Okay, this is us anything now. You can actually use this. Okay, so ask anything with GPT is available, and it is for free. So, um, you can actually demo this, and I’m going to show you exactly how you can use it. So essentially, just click the link in the description, then, of course, you can paste your OpenAI API key here, and I’m gonna go ahead and do that, and then I’m gonna go ahead and obviously show you guys what it’s like when you have a video. So I’ve gone ahead now, and I’ve uploaded this video, and this is, of course, the input video. So when you see this video, we’re going to ask the AI a bunch of questions. So I downloaded this video from Storyblocks. This is just simply a video of a young boy kicking a football in just a plain grass field. Okay, um, and he kicks it. Let’s just count how many times he kicks it, because I want to be able to see if the AI is able to identify how many times he kicks the ball as well. So he kicks the ball just two times, and then, of course, the video stops. So if we click “Watch it,” you’re gonna see that right here, that this is where there is the cue, and of course, this stuff is loading, and then you’re going to be able to chat with the video. So we just have to give it a moment, and of course, down here are some more examples that you can use as well. So now that this is loading, depending on how long it takes, we should get this.

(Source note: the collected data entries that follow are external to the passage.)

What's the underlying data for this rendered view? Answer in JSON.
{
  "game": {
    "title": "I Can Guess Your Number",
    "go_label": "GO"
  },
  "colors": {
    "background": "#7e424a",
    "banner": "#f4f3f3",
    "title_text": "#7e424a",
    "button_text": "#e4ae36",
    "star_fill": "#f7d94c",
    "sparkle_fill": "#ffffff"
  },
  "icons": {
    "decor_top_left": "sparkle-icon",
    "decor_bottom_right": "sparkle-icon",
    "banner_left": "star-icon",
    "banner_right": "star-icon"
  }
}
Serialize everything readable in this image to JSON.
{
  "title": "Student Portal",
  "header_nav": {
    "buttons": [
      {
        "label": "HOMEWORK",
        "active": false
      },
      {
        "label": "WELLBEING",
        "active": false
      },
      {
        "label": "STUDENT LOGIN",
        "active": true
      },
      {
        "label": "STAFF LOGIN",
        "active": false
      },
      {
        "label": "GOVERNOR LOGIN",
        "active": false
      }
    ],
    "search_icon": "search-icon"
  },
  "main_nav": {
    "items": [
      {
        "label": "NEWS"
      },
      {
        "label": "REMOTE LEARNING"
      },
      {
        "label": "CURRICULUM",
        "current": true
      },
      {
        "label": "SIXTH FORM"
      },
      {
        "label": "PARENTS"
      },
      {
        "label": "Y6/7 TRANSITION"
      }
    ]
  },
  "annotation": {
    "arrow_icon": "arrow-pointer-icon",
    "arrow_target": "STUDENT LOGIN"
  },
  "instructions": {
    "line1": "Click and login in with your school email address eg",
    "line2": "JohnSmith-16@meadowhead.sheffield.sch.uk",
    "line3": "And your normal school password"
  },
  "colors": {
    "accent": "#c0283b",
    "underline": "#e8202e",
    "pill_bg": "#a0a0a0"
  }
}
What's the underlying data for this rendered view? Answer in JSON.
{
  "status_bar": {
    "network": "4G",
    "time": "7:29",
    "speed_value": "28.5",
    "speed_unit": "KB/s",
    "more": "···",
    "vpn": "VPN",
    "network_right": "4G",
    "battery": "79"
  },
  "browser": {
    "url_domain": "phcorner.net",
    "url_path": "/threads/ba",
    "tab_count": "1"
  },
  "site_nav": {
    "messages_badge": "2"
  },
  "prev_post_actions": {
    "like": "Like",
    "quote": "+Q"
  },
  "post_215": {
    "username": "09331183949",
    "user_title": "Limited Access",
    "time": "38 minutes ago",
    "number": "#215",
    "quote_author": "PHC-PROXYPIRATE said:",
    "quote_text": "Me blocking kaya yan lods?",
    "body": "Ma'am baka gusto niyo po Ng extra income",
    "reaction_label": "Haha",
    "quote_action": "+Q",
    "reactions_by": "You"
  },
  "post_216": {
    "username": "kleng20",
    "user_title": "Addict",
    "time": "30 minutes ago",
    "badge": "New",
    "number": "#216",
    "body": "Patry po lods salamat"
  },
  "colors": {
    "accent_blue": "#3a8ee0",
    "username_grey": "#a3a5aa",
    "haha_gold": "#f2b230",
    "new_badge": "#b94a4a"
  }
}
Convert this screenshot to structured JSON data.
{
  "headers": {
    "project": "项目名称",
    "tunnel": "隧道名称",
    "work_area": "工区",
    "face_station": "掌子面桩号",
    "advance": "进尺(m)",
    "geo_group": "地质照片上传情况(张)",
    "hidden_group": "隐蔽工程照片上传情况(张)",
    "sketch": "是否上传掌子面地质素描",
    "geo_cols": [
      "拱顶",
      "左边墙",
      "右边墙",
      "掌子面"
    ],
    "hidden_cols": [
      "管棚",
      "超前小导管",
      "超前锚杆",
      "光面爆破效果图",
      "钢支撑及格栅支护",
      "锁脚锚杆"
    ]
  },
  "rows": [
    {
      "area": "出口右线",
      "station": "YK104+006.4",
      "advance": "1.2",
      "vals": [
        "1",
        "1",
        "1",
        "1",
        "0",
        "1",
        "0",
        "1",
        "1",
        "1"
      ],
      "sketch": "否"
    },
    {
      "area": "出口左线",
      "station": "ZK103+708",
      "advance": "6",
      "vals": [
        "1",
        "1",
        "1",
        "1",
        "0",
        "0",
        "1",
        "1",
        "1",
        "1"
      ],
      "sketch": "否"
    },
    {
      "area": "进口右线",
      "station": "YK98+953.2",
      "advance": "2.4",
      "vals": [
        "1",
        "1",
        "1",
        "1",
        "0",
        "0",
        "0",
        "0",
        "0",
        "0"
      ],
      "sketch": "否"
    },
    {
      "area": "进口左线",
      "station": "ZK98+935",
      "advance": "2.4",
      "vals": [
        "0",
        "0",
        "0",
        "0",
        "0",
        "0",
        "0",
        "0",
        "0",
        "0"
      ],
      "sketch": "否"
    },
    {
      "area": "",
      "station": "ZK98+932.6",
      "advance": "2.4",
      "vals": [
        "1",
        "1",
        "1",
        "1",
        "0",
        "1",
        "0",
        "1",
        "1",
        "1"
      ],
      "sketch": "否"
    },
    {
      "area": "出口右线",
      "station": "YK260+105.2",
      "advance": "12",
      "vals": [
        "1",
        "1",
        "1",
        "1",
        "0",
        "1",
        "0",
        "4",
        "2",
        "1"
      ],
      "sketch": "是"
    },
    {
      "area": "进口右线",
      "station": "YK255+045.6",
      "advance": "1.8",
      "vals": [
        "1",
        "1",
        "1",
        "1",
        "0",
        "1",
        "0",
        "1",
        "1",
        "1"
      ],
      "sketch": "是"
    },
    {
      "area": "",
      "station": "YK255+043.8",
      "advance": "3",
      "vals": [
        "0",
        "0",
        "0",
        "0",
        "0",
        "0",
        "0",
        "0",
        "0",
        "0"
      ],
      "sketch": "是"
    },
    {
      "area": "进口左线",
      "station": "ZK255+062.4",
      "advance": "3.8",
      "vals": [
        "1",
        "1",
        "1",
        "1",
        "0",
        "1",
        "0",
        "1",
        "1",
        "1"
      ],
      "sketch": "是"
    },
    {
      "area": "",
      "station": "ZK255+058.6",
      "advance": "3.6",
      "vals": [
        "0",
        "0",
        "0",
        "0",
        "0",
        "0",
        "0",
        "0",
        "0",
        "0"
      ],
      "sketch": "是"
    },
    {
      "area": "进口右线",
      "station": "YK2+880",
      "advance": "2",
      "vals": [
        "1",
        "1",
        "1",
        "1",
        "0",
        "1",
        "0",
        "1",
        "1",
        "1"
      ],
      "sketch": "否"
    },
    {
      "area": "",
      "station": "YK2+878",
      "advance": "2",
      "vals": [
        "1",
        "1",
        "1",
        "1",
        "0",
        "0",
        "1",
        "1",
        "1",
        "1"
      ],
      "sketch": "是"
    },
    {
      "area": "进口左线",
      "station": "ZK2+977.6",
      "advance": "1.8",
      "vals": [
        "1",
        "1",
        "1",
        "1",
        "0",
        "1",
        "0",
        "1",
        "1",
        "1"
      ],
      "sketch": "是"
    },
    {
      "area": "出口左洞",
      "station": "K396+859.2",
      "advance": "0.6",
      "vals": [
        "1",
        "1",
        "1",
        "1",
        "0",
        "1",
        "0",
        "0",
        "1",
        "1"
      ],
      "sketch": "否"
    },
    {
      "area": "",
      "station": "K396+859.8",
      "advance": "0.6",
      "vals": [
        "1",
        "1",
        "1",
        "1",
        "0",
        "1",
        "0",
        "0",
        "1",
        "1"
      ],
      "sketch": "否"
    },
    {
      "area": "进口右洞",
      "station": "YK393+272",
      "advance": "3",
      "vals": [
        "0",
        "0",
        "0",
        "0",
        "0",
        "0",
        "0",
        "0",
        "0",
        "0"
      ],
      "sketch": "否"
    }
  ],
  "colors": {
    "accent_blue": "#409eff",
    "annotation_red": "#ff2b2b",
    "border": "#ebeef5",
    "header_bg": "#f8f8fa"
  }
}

Now, I’ve already done this with this video, so I know that it’s actually pretty smart, but it’s still very interesting to see. Um, that this AI can process these videos, and I’m not sure why it’s taking. I think maybe now that the tool is getting a bit more popular, that’s why we’re having these loading. So now, it is loading the video at 20%, and this is nearing its completion, so we just have to wait because it’s now understanding the video. And now it says, “Kicking soccer ball, so you uploaded a video about a young boy playing soccer in the field of grass in the sun. Click the button to chat.” Uh, let’s see what action is she doing, and let’s see if it’s able to identify that this is actually a technique called Shadow Boxing, and it says, “This woman is playing with the ball.” So I’m guessing that you’re only able to see what is going on if the footage is essentially bright and I guess performing a relatively normal action because I think how this works is that, of course, there are many different things working together, as you can see right here, it’s working together with chat GPT, uh, action recognition, visual captioning, so when you have a lot of different software’s working together, what tends to happen sometimes is that certain things, I guess, are lost as they transform from one application to another or one large language model to another. So I’m guessing that’s what happened here, but nonetheless, this is still a very, very impressive demo considering we have only recently, you know, it feels like last month we just had ChatGPT4, and now we’re getting software that’s like this.